Data Interoperability: Still a challenge
Here the challenges remain more acute. Attempts at creating an open data model for financial services have been slower coming – the closest and perhaps most ambitious is the EDM Councils FIBO initiative which, absent the full cooperation of the large vendors has struggled to gain traction. The larger vendors operate on proprietary data models and schemas which will be hard to normalize and create a standard around.

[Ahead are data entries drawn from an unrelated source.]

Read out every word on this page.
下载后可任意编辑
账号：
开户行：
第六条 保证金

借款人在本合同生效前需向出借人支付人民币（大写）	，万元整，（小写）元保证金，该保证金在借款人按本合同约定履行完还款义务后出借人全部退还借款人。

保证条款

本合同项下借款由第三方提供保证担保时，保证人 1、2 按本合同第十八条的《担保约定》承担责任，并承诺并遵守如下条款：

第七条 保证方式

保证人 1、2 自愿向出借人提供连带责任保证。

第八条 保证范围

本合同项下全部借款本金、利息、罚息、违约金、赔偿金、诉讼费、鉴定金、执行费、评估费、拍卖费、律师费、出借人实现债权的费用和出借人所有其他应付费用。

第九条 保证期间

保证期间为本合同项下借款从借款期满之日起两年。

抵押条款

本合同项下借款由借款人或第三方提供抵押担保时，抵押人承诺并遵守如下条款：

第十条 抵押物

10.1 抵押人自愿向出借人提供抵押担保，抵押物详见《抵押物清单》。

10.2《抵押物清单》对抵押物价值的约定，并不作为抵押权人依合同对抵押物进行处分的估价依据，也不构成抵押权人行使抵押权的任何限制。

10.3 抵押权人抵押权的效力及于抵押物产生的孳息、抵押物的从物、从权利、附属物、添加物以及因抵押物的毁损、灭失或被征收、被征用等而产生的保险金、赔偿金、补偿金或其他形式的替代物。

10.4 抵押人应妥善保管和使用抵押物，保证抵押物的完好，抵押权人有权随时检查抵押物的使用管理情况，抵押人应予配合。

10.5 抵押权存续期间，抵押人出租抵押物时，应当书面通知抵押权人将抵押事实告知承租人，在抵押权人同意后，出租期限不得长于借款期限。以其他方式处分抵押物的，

New Tools and Old Tools with New Tricks
As mentioned, end users have had to be creative when it comes to accessing and combining data – overcoming the skill gap, as well as significant inconsistencies in data delivery mechanisms, data schemas and access controls.
Here, Python has emerged as a popular data science and general purpose data manipulation language – which some have claimed is the “new Excel” for traders. It certainly has many advantages over Excel especially when it comes to processing large amounts of data – hence its popularity with quants and data scientists. Python in combination with Jupyter notebooks also helps end users to share and collaborate, and getting going is easy with a growing number of finance orientated libraries such as Numpy and Pandas.
However, Excel will continue to be widely (and wildly) used across the industry. Built-in functions, as well as vendor add-ins can make it a breeze to bring in data and to build analytics. Little or no training is required, and results are quick. To overcome the compliance and risk issues, some big firms now require spreadsheets to be reviewed, especially if they are to be used in high value use cases where a simple error can be costly.
A new category of software has emerged known as No-Code. No code development platforms allow end users to create application software through a graphical interface instead of through computer programming. UI Path and Unqork have built out financial services practices, while Beacon is fully focused on the banking vertical. These platforms claim to address the institutional issues with Excel through a more locked down and controlled environment, versioning and governance
Microsoft has also been responding to the threat posed by other approaches to processing data. With over a billion users they have a lot to defend. A notable change is the addition of an ETL-like capability called PowerQuery. You have long been able to pull data in from the web and certain types of API - PowerQuery allows you to do this in a much more systematic and programmatic way. Once connected, a user can apply a wide variety of standard data transformations before it is delivered into the workbook. PowerQuery is no-code, although the underlying scripting language (called M Query) can be viewed and edited too.
So what is the future?
We believe each of the challenges above -- information overload, data provider diversification, application interoperability, and data operability -- represent significant opportunities for all players in the finance ecosystem. We can't run from them.
In the second part of this series, we will outline some of the promising answers to these challenges we see in the market. The future of the finance desktop is bright.